Librarians work hard to select resources for their students that will make research accessible and scholarly sources easy to find and cite. However, many students don’t start their academic research with these resources. A common issue for libraries is that students start their research on the web with sites such as Wikipedia, Google Scholar, or other scholarly websites. If you’ve seen the team from Lean Library sharing findings from their Librarian Futures report, you know that 79 percent of faculty and 75 percent of students now begin their discovery process outside the library on the open web.

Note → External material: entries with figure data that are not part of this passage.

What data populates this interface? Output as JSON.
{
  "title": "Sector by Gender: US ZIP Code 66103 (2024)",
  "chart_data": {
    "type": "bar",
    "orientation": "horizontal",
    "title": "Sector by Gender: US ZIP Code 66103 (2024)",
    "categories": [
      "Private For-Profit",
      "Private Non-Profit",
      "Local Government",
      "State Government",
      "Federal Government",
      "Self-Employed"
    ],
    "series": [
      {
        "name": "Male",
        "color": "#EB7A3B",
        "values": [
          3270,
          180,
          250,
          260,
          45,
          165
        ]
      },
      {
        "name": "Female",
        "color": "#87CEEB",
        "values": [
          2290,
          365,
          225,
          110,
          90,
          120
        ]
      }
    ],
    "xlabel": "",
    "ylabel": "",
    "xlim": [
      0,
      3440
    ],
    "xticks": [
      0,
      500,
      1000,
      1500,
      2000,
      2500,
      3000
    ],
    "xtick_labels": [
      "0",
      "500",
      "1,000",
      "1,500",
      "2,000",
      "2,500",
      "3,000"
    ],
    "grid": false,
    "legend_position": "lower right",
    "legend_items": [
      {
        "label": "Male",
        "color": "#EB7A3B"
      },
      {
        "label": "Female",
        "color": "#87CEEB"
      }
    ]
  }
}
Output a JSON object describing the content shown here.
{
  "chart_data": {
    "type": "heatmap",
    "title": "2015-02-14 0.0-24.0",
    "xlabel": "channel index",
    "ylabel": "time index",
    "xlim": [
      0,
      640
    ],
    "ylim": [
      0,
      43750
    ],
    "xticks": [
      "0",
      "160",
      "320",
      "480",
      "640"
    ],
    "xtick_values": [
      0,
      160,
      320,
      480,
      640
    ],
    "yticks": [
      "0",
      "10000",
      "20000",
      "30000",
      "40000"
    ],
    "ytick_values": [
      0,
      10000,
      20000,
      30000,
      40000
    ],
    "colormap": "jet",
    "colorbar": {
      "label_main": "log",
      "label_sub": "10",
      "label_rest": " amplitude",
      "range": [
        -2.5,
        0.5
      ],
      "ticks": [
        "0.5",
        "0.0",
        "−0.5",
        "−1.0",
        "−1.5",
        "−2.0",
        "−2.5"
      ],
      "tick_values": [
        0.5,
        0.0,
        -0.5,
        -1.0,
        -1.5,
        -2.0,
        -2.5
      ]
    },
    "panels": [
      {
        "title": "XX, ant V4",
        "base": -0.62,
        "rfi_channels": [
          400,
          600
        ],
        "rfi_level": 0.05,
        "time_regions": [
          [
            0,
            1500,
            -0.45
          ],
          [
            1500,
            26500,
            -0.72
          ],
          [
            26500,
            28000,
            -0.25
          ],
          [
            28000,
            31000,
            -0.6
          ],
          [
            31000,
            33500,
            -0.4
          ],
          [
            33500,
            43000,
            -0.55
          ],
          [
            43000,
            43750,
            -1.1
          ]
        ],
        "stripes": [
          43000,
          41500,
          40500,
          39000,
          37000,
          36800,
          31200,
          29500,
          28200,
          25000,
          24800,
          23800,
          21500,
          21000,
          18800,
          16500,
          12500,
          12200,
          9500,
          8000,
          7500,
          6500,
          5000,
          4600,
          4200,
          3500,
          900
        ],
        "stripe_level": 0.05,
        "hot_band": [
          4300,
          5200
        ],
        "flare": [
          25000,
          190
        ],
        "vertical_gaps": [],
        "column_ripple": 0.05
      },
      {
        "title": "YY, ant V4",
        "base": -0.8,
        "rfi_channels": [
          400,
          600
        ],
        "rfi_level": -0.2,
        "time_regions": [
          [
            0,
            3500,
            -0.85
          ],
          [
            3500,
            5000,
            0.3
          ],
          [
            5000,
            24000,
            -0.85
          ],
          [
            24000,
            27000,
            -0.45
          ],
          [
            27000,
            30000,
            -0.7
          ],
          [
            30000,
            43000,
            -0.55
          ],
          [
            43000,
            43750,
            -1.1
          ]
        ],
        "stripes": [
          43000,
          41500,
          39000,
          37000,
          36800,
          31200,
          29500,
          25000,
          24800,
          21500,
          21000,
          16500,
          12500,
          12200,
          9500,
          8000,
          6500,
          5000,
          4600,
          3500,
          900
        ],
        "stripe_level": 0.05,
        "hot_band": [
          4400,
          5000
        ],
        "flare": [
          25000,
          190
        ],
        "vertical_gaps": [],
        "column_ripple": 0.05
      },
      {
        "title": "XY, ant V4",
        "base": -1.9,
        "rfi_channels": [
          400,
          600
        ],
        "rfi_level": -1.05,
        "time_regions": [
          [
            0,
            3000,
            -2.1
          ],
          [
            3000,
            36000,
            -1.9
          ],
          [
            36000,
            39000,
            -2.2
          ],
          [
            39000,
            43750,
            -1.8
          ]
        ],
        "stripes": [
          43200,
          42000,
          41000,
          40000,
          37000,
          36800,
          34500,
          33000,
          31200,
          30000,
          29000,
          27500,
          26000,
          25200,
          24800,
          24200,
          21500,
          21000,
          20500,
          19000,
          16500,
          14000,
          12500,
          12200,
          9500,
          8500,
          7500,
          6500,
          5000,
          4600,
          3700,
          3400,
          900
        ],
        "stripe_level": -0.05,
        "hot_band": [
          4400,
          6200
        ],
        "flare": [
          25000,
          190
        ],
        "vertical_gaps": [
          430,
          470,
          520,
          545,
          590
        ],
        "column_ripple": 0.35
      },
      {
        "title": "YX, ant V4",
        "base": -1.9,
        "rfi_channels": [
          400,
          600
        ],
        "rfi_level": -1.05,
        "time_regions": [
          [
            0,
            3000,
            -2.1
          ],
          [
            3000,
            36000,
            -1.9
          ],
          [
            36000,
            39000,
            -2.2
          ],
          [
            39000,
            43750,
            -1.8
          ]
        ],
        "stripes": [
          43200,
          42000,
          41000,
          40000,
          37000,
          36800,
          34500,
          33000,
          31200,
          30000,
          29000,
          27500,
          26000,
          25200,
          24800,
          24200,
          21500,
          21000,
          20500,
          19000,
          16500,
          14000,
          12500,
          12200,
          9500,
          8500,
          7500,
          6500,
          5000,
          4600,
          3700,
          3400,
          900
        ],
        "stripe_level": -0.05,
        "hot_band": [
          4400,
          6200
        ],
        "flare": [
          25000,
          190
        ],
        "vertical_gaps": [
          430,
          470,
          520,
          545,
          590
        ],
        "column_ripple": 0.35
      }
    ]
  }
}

Starting research on the web and then moving to the library’s resources can cause a disjointed, multi-step process. Wikipedia, for example, provides a list of citations at the bottom of its articles. Students could select sources from that list and search for the citation within their library’s resources to find the full article. The same assumed workflow could happen with Google Scholar; they search for sources on the web and then look up the full text using library resources. Utilizing this kind of workflow can result in a lot of back and forth between the web and the library. It can also make it difficult for libraries to connect to web users, as their resources don’t have the same reach that the web does.
A solution to this issue does exist for libraries. A browser extension dedicated to academic research can help libraries provide students with the search experience they’re looking for and simultaneously connect the library to the web.
Promoting a browser extension tool such as EBSCOhost Passport allows students to easily connect with their library regardless of where they choose to start their research journey
Promoting a browser extension tool such as EBSCOhost Passport allows students to easily connect with their library regardless of where they choose to start their research journey
Here are some ways that browser extensions can positively impact both a library’s reach and a student’s search experience:
- Offering a browser extension creates a way for libraries to become more versatile in their ability to serve the research needs of students.
- Researchers will begin associating the library with all the steps in the search process, not just the part where they need to find links for full-text journals.
- Libraries can extend their resources to the web’s capabilities and continue to provide the best user experience possible.
- The web and the library can work together to offer researchers the most relevant search results.
EBSCOhost® Passport™ is a new browser extension for academic research that bridges the gap between the library and the web. EBSCOhost Passport makes research simpler and full-text access more efficient for end users by dynamically inserting links to full text in virtually any web page where DOIs are present. EBSCOhost Passport does this by scanning the page for DOIs, then checking if the user has access to the article either in an EBSCOhost full-text database, through a subscribed journal at the publisher site, or available as Open Access. It even knows about the authentication preferences of the user’s institution and adjusts the links accordingly. When users install the extension, EBSCOhost Passport will ask users to select their preferred institution and then they will be on their way to the web, finding quick access to articles on the websites visited most during academic research.
Promoting a browser extension tool such as EBSCOhost Passport allows students to easily connect with their library regardless of where they choose to start their research journey. The result? An increase in usage of library resources and an enhanced (and easier) academic research experience for end-users.